- Location in Ulster County and the state of New York.
- Coordinates: 41°36′42″N 74°4′20″W﻿ / ﻿41.61167°N 74.07222°W
- Country: United States
- State: New York
- County: Ulster

Area
- • Total: 2.84 sq mi (7.36 km^{2})
- • Land: 2.76 sq mi (7.16 km^{2})
- • Water: 0.073 sq mi (0.19 km^{2})
- Elevation: 568 ft (173 m)

Population (2020)
- • Total: 1,296
- • Density: 468.7/sq mi (180.96/km^{2})
- Time zone: UTC-5 (EST)
- • Summer (DST): UTC-4 (EDT)
- ZIP code: 12568
- Area code: 845
- FIPS code: 36-58541
- GNIS feature ID: 0960690

= Plattekill (CDP), New York =

Plattekill is a hamlet (and census-designated place) in Ulster County, New York, United States. The population was 1,296 at the 2020 census. The community, as is the town, is named after a local stream, the Platte Kill.

Plattekill is in the southern part of the Town of Plattekill. The community is adjacent to the New York State Thruway (Interstate 87) at the junction of Routes 32 and 13 and is one mile (1.6 km) north of the county line of Orange County.

==Geography==
Plattekill is located at (41.611799, -74.072256).

According to the United States Census Bureau, the CDP has a total area of 2.6 square miles (6.8 km^{2}), of which 2.6 square miles (6.8 km^{2}) is land and 0.38% is water.

==Demographics==

As of the census of 2000, there were 1,050 people, 346 households, and 263 families residing in the CDP. The population density was 401.5 PD/sqmi. There were 383 housing units at an average density of 146.5 /sqmi. The racial makeup of the CDP was 72.57% White, 8.19% Black or African American, 0.57% Native American, 0.67% Asian, 15.14% from other races, and 2.86% from two or more races. Hispanic or Latino of any race were 50.19% of the population.

There were 346 households, out of which 43.6% had children under the age of 18 living with them, 47.7% were married couples living together, 21.4% had a female householder with no husband present, and 23.7% were non-families. 19.4% of all households were made up of individuals, and 6.1% had someone living alone who was 65 years of age or older. The average household size was 3.03 and the average family size was 3.36.

In the CDP, the population was spread out, with 33.3% under the age of 18, 6.7% from 18 to 24, 29.0% from 25 to 44, 21.0% from 45 to 64, and 10.0% who were 65 years of age or older.

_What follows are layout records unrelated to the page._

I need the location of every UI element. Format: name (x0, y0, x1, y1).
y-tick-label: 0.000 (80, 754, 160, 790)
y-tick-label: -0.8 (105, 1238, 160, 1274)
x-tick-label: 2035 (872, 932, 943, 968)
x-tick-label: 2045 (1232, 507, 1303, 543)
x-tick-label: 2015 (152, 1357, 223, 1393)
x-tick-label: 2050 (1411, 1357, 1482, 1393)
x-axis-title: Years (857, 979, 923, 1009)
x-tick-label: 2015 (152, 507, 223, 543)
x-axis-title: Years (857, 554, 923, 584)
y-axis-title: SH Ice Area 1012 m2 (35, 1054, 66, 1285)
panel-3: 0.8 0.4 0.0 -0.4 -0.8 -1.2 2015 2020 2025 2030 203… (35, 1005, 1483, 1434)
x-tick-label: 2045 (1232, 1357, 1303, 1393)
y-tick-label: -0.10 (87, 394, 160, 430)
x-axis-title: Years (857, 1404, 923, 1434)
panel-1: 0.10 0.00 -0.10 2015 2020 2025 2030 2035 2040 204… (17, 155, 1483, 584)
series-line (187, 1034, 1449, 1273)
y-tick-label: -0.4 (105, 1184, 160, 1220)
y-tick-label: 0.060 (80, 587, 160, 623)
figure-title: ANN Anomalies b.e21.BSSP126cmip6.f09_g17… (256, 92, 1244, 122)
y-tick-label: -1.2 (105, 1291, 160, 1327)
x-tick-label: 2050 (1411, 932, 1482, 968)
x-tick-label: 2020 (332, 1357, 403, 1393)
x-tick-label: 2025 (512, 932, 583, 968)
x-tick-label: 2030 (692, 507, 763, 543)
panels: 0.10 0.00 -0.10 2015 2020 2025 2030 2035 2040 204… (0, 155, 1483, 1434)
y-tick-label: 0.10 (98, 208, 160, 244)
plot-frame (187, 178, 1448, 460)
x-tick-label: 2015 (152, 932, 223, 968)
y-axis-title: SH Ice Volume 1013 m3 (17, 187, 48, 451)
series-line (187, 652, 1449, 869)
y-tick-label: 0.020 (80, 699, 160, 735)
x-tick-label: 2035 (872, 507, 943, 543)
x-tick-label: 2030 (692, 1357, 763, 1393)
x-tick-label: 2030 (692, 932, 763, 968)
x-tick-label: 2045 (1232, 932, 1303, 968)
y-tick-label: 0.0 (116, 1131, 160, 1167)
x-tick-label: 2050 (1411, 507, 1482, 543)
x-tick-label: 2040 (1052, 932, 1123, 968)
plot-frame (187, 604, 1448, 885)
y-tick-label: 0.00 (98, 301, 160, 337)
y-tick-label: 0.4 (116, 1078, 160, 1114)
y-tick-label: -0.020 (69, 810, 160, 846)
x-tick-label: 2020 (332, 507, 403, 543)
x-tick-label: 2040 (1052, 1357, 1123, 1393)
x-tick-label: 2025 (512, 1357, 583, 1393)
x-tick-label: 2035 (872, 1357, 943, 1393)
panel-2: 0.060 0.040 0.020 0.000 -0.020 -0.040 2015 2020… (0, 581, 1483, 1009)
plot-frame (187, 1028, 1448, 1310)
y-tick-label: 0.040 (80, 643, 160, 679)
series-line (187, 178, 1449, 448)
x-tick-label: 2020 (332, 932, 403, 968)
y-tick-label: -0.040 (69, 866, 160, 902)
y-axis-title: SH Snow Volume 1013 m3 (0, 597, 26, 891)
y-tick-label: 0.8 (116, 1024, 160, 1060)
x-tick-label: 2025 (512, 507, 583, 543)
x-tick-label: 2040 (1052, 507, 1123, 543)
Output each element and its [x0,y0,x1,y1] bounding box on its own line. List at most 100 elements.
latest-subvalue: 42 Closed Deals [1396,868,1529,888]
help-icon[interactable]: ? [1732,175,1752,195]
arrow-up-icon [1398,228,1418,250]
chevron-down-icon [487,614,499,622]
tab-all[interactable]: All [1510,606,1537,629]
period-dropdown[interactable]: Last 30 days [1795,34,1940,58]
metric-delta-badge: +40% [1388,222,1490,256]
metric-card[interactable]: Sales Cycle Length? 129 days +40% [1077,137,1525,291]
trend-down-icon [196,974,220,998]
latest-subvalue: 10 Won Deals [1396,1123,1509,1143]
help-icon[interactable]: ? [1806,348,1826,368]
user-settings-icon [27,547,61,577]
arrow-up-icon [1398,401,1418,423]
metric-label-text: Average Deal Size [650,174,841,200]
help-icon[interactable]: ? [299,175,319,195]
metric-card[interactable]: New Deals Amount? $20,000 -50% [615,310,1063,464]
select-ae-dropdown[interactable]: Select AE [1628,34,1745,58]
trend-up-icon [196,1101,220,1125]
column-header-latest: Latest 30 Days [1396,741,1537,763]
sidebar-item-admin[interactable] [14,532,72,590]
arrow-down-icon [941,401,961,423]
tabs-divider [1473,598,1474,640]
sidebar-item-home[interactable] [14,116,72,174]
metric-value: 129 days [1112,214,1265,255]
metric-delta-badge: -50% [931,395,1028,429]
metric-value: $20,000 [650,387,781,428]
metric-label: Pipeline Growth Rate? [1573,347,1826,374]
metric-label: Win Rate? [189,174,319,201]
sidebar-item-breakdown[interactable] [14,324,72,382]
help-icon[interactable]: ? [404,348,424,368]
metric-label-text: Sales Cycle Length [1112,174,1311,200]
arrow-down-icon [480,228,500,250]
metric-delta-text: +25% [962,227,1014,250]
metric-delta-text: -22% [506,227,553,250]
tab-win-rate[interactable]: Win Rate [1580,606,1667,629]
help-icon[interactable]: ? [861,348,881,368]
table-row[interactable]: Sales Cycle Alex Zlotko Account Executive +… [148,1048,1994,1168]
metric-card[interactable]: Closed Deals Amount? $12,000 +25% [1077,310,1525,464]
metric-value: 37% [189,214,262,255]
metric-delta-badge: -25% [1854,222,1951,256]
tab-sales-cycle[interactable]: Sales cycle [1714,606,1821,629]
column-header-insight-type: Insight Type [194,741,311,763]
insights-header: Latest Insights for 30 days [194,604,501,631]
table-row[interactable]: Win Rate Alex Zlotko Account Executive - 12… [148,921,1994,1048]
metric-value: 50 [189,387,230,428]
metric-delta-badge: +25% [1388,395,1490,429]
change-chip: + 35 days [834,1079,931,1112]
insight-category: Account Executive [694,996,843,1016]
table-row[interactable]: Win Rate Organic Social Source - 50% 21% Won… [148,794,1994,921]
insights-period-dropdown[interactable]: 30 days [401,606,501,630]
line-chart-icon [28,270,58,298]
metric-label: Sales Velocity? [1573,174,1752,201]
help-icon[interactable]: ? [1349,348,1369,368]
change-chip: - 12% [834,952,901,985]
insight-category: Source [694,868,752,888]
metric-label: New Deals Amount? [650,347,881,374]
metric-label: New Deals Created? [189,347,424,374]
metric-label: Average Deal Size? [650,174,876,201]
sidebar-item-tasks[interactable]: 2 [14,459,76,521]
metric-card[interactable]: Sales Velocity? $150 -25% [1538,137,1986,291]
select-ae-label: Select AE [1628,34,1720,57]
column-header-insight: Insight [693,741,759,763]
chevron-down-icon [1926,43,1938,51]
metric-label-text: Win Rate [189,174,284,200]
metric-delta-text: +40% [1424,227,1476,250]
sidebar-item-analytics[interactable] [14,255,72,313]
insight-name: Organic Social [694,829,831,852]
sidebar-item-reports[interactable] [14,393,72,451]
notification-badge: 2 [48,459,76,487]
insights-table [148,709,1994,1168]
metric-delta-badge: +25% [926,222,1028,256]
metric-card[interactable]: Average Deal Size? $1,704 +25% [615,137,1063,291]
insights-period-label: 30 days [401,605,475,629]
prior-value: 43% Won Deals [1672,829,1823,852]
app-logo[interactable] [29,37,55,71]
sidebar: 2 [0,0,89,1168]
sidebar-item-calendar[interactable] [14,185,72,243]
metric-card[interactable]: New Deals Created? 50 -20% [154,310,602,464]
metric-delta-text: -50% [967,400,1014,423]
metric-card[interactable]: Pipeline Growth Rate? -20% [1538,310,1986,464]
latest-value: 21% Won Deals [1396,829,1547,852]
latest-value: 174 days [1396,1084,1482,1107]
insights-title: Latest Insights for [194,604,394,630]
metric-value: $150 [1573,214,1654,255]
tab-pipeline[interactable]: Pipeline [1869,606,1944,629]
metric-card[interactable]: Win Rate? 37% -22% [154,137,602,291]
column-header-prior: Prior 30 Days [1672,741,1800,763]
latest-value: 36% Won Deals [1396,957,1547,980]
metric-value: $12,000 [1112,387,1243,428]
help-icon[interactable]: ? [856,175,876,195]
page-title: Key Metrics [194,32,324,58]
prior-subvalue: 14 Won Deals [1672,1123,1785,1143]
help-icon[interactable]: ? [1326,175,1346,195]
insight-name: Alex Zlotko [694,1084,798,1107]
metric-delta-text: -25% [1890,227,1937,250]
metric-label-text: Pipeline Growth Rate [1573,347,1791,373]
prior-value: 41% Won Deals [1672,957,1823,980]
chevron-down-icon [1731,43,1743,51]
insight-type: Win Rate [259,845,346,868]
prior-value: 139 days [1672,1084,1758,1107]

The median age was 34 years. For every 100 females, there were 92.3 males. For every 100 females age 18 and over, there were 89.2 males.

The median income for a household in the CDP was $40,769, and the median income for a family was $41,429. Males had a median income of $38,250 versus $33,036 for females. The per capita income for the CDP was $15,497. About 8.5% of families and 11.7% of the population were below the poverty line, including 15.5% of those under age 18 and none of those age 65 or over.

Historical population
| Census | Pop. | Note | %± |
| 2000 | 1,050 |  | — |
| 2010 | 1,260 |  | 20.0% |
| 2020 | 1,296 |  | 2.9% |
U.S. Decennial Census

== Education ==
The CDP is in Wallkill Central School District.